Pour moi, l’augmentation du pétrole, la crise des pêcheurs, je ’ai pas honte de le dire, même si j’ai conscience que ça doit être dur pour eux, eh bien c’est une bonne nouvelle.
le temps est venu pour l’homme de remettre profondément en question son mode de vie. Il ne veut pas de la simplicité volontaire, il ne veut pas de la décroissance ? Qu’à cela ne tienne, elle lui sera imposée par la force des choses : l’augmentation du pétrole n’est pas un effet de la spéculation mais la conséquence d’une pénurie réelle. Ce ne sont donc pas seulement les marins pêcheurs mais tous ceux qui utilisent le pétrole qui vont devoir repenser la société.
Entre le pillage de la nature et la pollution, la fin du pétrole bon marché est donc une aubaine, une très bonne nouvelle. cela va évidemment bouleverser la société, son organisation, la voiture va devenir un objet de luxe et bientôt une honte pour qui osera encore dépenser pour polluer…
Sur AgoraVox, un sondage demandait la semaine dernière « Soutenez-vous les blocages des ports par les marins-pêcheurs qui protestent contre la hausse des prix des carburants ? » et 58% ont répond oui.
Moi j’ai voté non : il veulent le beurre, l’argent du beurre et le droit de ontinuer à piller les ressources marines qui n’en peuvent plus !
Quand le poissons sera devenu intouchable parce que hors de prix les gens vont se rabattre sur la viande qui va évdemment aussi devenir intouchable et au final, l’humanité s’acheminera vers le végétarisme. Cette crise est une bonne chose.

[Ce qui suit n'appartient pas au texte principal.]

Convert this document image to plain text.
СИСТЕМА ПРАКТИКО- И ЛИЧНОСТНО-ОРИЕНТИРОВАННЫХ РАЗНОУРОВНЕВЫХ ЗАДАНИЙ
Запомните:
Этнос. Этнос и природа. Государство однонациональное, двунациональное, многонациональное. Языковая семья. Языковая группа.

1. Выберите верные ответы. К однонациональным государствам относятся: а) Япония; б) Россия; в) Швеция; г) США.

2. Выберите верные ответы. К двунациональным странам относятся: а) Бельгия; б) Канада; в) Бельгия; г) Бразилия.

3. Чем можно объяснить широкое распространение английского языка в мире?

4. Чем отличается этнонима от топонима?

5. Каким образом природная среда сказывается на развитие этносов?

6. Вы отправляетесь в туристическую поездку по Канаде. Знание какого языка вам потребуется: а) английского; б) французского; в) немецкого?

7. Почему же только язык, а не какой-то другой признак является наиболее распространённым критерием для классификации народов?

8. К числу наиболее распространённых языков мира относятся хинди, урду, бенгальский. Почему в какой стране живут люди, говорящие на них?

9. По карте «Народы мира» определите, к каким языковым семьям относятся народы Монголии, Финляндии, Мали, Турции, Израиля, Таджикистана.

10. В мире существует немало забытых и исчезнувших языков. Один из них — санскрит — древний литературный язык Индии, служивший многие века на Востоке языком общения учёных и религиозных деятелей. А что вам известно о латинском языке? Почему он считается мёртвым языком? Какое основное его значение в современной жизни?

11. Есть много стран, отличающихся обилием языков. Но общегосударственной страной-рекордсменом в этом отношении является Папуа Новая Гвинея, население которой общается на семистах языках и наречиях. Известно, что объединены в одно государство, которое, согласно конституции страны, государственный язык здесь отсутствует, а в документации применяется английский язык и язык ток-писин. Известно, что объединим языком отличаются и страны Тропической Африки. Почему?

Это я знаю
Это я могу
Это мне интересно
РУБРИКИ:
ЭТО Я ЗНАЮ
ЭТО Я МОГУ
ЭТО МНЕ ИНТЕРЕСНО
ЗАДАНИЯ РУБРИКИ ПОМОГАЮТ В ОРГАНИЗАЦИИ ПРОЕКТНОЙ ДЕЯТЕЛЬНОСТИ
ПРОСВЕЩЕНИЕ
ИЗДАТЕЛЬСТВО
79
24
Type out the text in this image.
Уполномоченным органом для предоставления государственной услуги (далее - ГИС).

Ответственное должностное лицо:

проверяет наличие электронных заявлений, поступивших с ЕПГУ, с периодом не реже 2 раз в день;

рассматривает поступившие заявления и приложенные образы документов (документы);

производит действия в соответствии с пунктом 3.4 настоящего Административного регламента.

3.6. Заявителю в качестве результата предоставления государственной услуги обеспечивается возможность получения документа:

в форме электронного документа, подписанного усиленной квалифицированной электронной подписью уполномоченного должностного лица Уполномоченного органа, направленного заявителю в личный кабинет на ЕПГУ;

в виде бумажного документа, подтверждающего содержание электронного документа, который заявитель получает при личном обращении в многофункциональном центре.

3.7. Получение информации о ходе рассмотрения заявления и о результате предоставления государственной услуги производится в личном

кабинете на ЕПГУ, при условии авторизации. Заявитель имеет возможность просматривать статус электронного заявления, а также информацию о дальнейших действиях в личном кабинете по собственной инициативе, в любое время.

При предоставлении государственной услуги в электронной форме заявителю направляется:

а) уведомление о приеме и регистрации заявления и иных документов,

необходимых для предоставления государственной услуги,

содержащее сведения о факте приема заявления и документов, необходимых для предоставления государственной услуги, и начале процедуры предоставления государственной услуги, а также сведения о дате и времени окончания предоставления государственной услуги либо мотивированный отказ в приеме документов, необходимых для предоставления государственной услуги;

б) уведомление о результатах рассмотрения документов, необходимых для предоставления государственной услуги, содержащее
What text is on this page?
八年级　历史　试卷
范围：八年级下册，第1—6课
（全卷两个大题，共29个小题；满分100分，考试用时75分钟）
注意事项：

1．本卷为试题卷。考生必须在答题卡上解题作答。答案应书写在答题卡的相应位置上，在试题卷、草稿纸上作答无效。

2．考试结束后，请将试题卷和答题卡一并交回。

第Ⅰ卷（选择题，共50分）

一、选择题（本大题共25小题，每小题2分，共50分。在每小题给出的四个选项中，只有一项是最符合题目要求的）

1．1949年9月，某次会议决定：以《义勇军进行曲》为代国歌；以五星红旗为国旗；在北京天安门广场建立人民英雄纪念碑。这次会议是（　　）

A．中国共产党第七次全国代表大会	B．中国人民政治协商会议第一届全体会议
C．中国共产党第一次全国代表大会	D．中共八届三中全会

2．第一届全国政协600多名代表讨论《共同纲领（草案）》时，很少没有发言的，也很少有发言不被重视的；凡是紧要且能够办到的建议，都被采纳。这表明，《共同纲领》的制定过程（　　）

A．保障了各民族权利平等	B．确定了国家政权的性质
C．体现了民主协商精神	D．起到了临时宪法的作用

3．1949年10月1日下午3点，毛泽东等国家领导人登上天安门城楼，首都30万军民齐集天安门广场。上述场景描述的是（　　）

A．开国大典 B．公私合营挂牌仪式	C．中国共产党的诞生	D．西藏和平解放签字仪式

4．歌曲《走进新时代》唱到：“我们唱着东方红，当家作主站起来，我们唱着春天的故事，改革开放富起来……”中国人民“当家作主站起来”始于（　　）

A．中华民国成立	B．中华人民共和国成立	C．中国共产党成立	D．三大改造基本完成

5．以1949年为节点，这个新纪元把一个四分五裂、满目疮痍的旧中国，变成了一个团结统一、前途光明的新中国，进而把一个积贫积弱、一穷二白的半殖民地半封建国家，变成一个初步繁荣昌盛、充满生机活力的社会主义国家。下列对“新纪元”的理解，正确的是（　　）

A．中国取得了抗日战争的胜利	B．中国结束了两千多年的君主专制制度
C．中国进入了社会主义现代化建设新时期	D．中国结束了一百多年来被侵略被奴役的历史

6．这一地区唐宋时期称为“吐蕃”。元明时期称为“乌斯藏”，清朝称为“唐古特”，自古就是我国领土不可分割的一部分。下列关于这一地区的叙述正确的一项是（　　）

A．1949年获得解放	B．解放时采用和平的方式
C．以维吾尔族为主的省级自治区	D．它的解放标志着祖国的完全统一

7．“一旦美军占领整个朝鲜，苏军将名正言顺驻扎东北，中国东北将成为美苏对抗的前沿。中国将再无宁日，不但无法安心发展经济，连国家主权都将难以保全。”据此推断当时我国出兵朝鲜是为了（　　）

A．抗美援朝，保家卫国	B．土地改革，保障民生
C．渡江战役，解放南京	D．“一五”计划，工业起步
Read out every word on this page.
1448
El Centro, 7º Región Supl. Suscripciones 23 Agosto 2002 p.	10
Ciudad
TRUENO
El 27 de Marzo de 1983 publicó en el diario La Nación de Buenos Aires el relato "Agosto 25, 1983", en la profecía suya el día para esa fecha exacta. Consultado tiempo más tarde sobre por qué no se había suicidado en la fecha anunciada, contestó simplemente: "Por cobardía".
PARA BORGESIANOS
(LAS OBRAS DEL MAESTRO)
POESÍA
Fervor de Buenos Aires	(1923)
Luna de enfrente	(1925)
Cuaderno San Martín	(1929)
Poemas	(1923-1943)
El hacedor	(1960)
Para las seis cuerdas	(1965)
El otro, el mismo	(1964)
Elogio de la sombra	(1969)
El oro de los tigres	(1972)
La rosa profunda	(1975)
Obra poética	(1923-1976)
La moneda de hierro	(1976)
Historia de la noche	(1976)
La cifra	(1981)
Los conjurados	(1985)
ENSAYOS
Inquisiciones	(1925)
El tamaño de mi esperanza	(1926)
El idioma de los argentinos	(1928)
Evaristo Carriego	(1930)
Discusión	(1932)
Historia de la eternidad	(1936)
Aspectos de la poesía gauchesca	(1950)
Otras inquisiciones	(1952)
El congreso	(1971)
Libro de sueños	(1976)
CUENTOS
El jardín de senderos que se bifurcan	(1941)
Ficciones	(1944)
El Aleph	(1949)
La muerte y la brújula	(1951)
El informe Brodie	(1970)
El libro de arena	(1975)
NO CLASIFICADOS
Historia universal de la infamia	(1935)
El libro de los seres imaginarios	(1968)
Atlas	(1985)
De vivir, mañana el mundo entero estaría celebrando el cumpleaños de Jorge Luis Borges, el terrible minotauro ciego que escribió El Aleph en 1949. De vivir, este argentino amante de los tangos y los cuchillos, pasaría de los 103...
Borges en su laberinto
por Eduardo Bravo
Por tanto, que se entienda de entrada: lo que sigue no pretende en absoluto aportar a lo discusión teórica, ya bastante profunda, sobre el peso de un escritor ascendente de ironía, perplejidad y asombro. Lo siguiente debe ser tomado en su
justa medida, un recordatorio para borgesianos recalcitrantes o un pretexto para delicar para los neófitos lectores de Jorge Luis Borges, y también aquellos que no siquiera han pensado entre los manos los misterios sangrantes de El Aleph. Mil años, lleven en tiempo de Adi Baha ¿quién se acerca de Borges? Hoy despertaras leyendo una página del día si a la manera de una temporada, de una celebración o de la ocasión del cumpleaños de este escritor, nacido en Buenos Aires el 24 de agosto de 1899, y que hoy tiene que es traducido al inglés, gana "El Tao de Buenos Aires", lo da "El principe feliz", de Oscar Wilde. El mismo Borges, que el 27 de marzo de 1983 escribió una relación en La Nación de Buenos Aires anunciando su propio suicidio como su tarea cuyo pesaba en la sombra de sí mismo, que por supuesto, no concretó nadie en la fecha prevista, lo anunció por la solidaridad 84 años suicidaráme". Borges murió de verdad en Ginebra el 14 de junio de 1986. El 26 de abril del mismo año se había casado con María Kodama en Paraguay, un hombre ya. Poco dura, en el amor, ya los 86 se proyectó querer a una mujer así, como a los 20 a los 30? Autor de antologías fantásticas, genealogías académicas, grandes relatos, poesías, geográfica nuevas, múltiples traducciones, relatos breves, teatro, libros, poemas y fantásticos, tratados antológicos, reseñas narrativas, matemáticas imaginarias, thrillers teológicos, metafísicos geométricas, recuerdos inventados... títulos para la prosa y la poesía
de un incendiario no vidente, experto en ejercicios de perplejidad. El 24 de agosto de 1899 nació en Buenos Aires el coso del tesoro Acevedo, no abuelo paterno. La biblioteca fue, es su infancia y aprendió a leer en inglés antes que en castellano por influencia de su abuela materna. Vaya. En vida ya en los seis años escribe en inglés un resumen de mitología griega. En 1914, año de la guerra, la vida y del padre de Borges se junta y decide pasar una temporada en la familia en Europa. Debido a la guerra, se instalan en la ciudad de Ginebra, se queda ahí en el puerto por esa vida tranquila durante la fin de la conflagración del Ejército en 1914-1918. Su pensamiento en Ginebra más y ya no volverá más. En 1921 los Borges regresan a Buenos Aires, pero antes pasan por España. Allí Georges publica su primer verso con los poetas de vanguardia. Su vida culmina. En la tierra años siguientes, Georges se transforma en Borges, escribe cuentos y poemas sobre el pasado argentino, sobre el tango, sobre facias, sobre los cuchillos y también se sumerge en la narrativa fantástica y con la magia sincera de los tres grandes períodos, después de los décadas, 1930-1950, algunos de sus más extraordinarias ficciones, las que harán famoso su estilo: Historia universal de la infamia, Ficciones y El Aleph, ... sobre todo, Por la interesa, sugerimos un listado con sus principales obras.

bravo. Je n’ai rien à ajouter. La hausse du prix du pétrole est une bénédiction pour la nature
Désolé, j’ai proposé une épreuve qui contenait encore quelques erreurs, les rectifications :
"Nous sommes dans le cours de la toute première extinction majeure d’espèces, une extinction provoquée par l’homme et qui affecte autant les milieux marins que terrestres. devient : "Nous sommes dans le cours de la toute première extinction majeure d’espèces provoquée par l’homme et qui affecte autant les milieux marins que terrestres."
"Un élément significatif de solution doit donc intervenir plus que la France : l’Europe, dans une politique coordonnée et concertée." devient : "Un élément significatif de solution doit donc faire intervenir plus que la France : l’Europe, dans une politique coordonnée et concertée.".
"un secteur marin dédié à la production d’énergie éolienne (électricité directe ou indirecte par vecteur d’air comprimé) pourrait également un site parsemé de récifs artificiels..." devient : "un secteur marin dédié à la production d’énergie éolienne (électricité directe ou indirecte par vecteur d’air comprimé) pourrait également être un site parsemé de récifs artificiels...".
"ne considérons donc pas ce que une seule éolienne ou une seule ferme" devient "ne considérons donc pas ce que produira une seule éolienne ou une seule ferme".